NICHOLASVILLE, Ky. (FOX 56) — Sunday marked one year since a 22-year-old Nicholasville man was shot and killed by police following a mental health crisis.

In August, a grand jury decided not to indict officers in the deadly shooting of Desman LaDuke.

Dozens of people gathered in a park to honor LaDuke’s life with a lantern release as the fresh wound still haunts the family of LaDuke.

“Today has been nothing but like a flash of everything that happened that day,” Kahnan Laslie, LaDuke’s cousin, said. “Roller coaster of emotions and looking at my kids and knowing that they will not see their uncle again, and just the wrong that is done to our family and the emotional hurt that has caused for generations.”
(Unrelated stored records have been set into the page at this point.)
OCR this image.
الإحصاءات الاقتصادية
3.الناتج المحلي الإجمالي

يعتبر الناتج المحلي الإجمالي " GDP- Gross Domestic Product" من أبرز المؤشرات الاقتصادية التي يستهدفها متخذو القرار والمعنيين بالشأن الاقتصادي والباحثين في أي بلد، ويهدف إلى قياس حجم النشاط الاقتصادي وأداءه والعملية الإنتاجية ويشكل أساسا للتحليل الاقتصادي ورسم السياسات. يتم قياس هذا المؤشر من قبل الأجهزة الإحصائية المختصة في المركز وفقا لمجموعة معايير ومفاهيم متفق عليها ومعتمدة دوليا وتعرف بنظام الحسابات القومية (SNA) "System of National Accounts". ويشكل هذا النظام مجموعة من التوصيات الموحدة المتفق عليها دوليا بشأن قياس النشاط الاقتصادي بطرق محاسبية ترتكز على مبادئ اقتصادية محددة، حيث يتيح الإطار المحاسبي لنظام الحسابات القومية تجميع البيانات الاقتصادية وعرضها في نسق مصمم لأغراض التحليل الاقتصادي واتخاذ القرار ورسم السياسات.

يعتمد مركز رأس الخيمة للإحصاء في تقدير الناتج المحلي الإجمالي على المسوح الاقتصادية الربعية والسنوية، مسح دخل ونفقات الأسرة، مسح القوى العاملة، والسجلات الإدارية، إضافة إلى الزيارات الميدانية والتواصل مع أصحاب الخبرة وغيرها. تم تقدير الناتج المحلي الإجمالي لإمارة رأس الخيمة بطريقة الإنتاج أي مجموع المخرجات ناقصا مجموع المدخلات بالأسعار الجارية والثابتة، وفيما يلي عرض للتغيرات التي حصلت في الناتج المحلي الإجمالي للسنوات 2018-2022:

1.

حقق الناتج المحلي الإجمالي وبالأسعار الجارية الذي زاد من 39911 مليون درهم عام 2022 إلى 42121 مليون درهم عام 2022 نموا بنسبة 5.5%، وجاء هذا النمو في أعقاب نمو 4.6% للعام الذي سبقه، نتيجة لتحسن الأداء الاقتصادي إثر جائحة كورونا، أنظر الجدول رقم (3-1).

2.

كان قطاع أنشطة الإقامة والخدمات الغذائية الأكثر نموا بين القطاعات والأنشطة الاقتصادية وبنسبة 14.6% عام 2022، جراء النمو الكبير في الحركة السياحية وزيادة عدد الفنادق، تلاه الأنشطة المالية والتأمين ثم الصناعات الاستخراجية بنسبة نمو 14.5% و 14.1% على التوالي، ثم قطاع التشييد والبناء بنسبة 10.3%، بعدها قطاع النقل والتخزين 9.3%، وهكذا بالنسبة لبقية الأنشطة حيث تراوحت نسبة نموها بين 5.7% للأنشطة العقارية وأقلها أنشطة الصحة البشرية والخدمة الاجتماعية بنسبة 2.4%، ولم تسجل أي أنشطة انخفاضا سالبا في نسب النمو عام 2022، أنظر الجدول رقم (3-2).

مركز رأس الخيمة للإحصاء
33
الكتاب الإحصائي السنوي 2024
In October 2022, LaDuke’s family called the police for help because he was struggling with suicidal thoughts. Officers surrounded the house and tried to talk LaDuke into putting down his gun. But they say he aimed it at police, which led to him being shot. He died later at a hospital.


“It’s just constantly watching the clock and thinking back to what was happening at this time,” Melissa Marks, LaDuke’s aunt, said. “It’s just really hard to think that this is just the first year that we have to live without him, and I hope and pray that all this stuff doesn’t happen in vain, that his story can change so much more than what it has already. I hope he’s not forgotten. I hope he knows how much he’s loved and how grateful we are.”

Family and friends gathered at Clinton Hayden Park to release lanterns at 5:55 p.m., the exact time LaDuke died.

“It’s just like a piece of him just being carried on, not just by me but by everyone else,” Marks said. “It just lets me know how much he was loved and supported and missed.”

Officers were not indicted in August for the shooting, and the family is unsatisfied with the way the situation was handled.

“Personally, I definitely want to see the officer specifically held accountable,” Laslie said. “There was only one shot fired, that guy, so he needs to be held accountable for what he did.”

“Whoever made the call for him to pull the trigger needs to be held accountable,” Kelly Prewitt, a family friend of LaDuke, said. “That officer did not make that call on his own; somebody told him to do that, and I’d like to know who.”


The family hopes the vigil sheds light on the need for officers to be better trained in how to handle a mental health crisis.

Each lantern was written with messages to show how much LaDuke meant to his family and friends.